Durante a Comissão de Finanças e Fiscalização (CFF) desta quarta-feira (18), o relator do Projeto de Lei que trata das diretrizes de política salarial dos servidores, deputado Neilton Diógenes (PP) afirmou que seu relatório vai retirar todos os entraves e condições orquestrados pelo governo Fátima Bezerra impossibilitando aumento dos servidores.
O governo Fátima Bezerra está condicionando a recomposição dos servidores mais humildes ao aumento de ICMS, de 18% para 20%, e ao crescimento da arrecadação ao patamar de 2023.

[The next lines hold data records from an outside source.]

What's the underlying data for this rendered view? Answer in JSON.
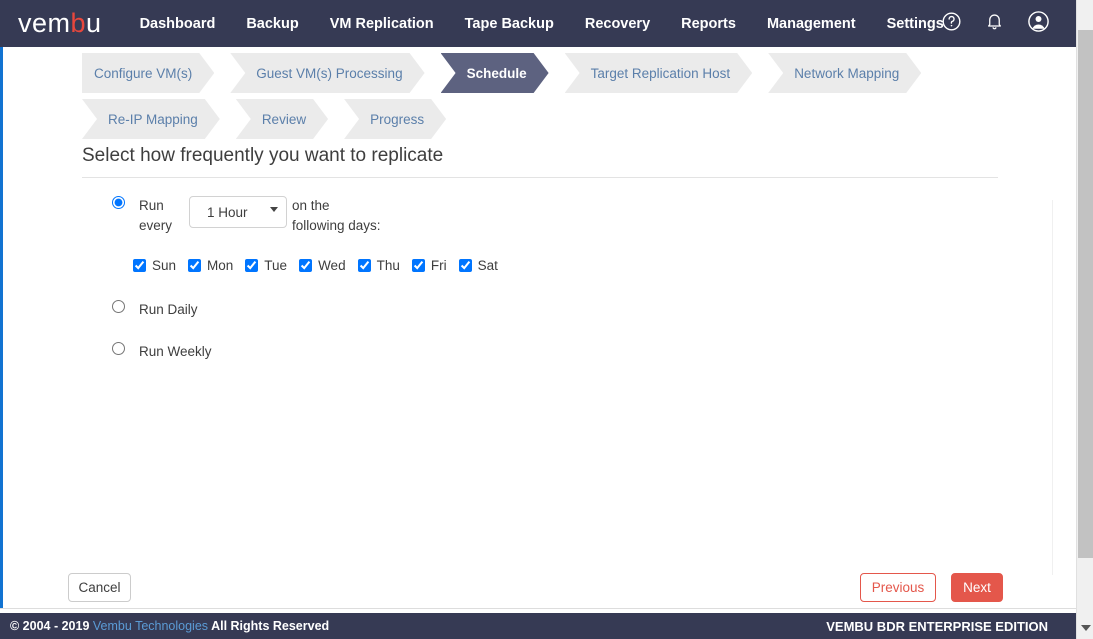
{
  "brand": {
    "logo_text_1": "vem",
    "logo_text_2": "b",
    "logo_text_3": "u",
    "accent_color": "#e8473c",
    "header_color": "#363a54"
  },
  "topnav": {
    "items": [
      {
        "label": "Dashboard"
      },
      {
        "label": "Backup"
      },
      {
        "label": "VM Replication"
      },
      {
        "label": "Tape Backup"
      },
      {
        "label": "Recovery"
      },
      {
        "label": "Reports"
      },
      {
        "label": "Management"
      },
      {
        "label": "Settings"
      }
    ],
    "icons": [
      {
        "name": "help-icon"
      },
      {
        "name": "notification-bell-icon"
      },
      {
        "name": "user-account-icon"
      }
    ]
  },
  "wizard": {
    "row1": [
      {
        "label": "Configure VM(s)",
        "active": false
      },
      {
        "label": "Guest VM(s) Processing",
        "active": false
      },
      {
        "label": "Schedule",
        "active": true
      },
      {
        "label": "Target Replication Host",
        "active": false
      },
      {
        "label": "Network Mapping",
        "active": false
      }
    ],
    "row2": [
      {
        "label": "Re-IP Mapping",
        "active": false
      },
      {
        "label": "Review",
        "active": false
      },
      {
        "label": "Progress",
        "active": false
      }
    ],
    "active_color": "#5d6280",
    "inactive_color": "#ebebeb",
    "inactive_text_color": "#5b7faa"
  },
  "main": {
    "title": "Select how frequently you want to replicate",
    "options": {
      "hourly": {
        "label_line1": "Run",
        "label_line2": "every",
        "selected": true,
        "select_value": "1 Hour",
        "select_options": [
          "1 Hour"
        ],
        "suffix_text": "on the following days:"
      },
      "daily": {
        "label": "Run Daily",
        "selected": false
      },
      "weekly": {
        "label": "Run Weekly",
        "selected": false
      }
    },
    "days": [
      {
        "label": "Sun",
        "checked": true
      },
      {
        "label": "Mon",
        "checked": true
      },
      {
        "label": "Tue",
        "checked": true
      },
      {
        "label": "Wed",
        "checked": true
      },
      {
        "label": "Thu",
        "checked": true
      },
      {
        "label": "Fri",
        "checked": true
      },
      {
        "label": "Sat",
        "checked": true
      }
    ]
  },
  "actions": {
    "cancel_label": "Cancel",
    "previous_label": "Previous",
    "next_label": "Next",
    "next_color": "#e4574b"
  },
  "footer": {
    "copyright": "© 2004 - 2019",
    "company": "Vembu Technologies",
    "rights": "All Rights Reserved",
    "edition": "VEMBU BDR ENTERPRISE EDITION"
  },
  "scrollbar": {
    "down_arrow_name": "scroll-down-arrow"
  }
}
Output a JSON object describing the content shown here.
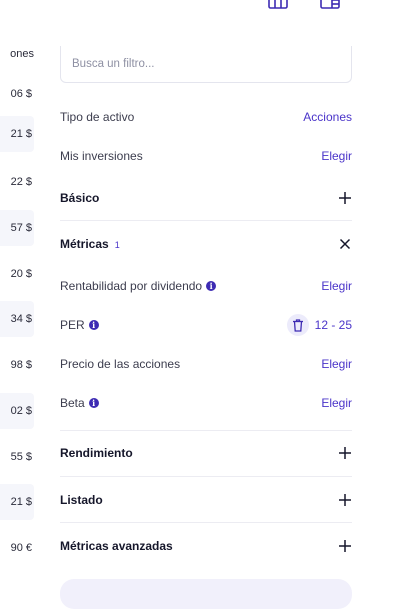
{
  "left_column": {
    "header": "ones",
    "values": [
      "06 $",
      "21 $",
      "22 $",
      "57 $",
      "20 $",
      "34 $",
      "98 $",
      "02 $",
      "55 $",
      "21 $",
      "90 €"
    ]
  },
  "toolbar": {
    "icons": [
      "columns-icon",
      "panel-icon"
    ]
  },
  "search": {
    "placeholder": "Busca un filtro..."
  },
  "filters": {
    "asset_type": {
      "label": "Tipo de activo",
      "value": "Acciones"
    },
    "my_investments": {
      "label": "Mis inversiones",
      "action": "Elegir"
    }
  },
  "sections": {
    "basic": {
      "label": "Básico"
    },
    "metrics": {
      "label": "Métricas",
      "count": "1",
      "items": [
        {
          "label": "Rentabilidad por dividendo",
          "info": true,
          "action": "Elegir"
        },
        {
          "label": "PER",
          "info": true,
          "range": "12 - 25"
        },
        {
          "label": "Precio de las acciones",
          "info": false,
          "action": "Elegir"
        },
        {
          "label": "Beta",
          "info": true,
          "action": "Elegir"
        }
      ]
    },
    "performance": {
      "label": "Rendimiento"
    },
    "listing": {
      "label": "Listado"
    },
    "advanced_metrics": {
      "label": "Métricas avanzadas"
    }
  },
  "colors": {
    "accent": "#4a34c9",
    "icon_dark": "#3d2bb3",
    "divider": "#ececf2"
  }
}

“Esse Projeto de Lei está pronto a relatoria preservando a recomposição salarial de todas as classes, de todos os servidores. O servidor pode ficar tranquilo que a relatoria está comigo e nós suprimimos os dois entraves, os dois parâmetros que o Estado atrelaria pra que a gente tivesse dificuldade pra ter essa recomposição salarial. Lembrando que recomposição salarial não é aumento. Ela é uma defasagem de salário”, afirmou o deputado.

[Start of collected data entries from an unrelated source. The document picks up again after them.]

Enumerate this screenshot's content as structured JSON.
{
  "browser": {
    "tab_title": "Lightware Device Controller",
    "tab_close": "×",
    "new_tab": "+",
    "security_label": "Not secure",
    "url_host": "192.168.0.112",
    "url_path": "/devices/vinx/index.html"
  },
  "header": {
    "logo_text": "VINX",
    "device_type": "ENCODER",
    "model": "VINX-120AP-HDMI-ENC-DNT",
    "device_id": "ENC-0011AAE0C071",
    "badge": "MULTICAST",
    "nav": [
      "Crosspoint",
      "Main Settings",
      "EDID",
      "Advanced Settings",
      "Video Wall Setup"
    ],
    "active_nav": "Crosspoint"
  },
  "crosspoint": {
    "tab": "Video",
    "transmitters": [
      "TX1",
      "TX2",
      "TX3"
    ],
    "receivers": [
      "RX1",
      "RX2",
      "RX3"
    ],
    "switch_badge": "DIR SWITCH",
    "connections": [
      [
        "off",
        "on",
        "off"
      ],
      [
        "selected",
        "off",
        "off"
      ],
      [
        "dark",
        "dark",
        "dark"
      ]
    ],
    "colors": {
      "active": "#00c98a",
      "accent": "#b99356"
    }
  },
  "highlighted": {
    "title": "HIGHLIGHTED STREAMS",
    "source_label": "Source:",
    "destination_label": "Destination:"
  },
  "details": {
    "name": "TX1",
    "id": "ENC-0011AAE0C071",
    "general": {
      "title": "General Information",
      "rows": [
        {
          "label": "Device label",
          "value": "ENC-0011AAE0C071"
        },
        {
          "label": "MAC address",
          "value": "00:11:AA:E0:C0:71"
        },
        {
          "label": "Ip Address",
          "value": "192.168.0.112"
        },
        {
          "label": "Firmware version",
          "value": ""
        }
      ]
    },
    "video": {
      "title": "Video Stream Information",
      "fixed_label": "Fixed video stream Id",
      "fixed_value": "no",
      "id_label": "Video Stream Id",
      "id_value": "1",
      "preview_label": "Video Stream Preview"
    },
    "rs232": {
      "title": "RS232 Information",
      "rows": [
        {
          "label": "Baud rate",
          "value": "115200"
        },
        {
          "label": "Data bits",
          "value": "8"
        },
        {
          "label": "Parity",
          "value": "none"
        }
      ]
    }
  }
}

O deputado afirmou que seu relatório retirará do projeto o artigo que trata sobre a não recomposição caso o Estado esteja acima do limite prudencial, da Lei de Responsabilidade Fiscal (LRF), e da obrigação de arrecadação do Estado ser igual ao apurado entre julho e dezembro de 2023.
Essa é uma luta do SINSP, denunciado pelo sindicato assim que a governadora Fátima Bezerra maleficamente enviou à Assembleia Legislativa condicionantes para recompor salários dos servidores mais humildes do Estado.

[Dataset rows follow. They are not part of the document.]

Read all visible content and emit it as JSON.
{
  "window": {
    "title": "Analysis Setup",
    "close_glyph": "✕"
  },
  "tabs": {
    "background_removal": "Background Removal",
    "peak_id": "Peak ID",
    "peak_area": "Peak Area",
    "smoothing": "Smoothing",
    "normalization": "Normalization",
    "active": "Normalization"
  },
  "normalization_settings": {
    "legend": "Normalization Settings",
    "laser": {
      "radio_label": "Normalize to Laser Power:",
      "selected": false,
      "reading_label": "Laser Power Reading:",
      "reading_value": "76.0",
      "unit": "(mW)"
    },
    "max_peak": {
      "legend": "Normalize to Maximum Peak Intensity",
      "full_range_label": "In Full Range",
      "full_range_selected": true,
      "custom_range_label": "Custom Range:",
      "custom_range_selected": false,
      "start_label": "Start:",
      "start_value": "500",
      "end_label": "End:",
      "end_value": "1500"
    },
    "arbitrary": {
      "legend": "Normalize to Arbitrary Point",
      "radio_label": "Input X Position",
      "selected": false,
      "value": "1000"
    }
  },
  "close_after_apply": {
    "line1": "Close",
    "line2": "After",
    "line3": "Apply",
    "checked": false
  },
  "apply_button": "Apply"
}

Parabenizamos o deputado Neilton Diógenes e convocamos todos os deputados para se somar na luta pelo fim de condições para recompor salários dos servidores.
Deputado Luiz Eduardo (solidariedade) pediu vista nos projetos
Na mesma sessão, o deputado Luiz Eduardo pediu vista nos projetos que tratam sobre recomposição salarial dos servidores. Ele afirmou que precisa de mais tempo para se aprofundar nas propostas e para preparar emendas nas matérias.
O SINSP vai continuar em diálogo com os deputados para que a recompisção não tenha entraves e o Plano de Carreira seja regulamentado.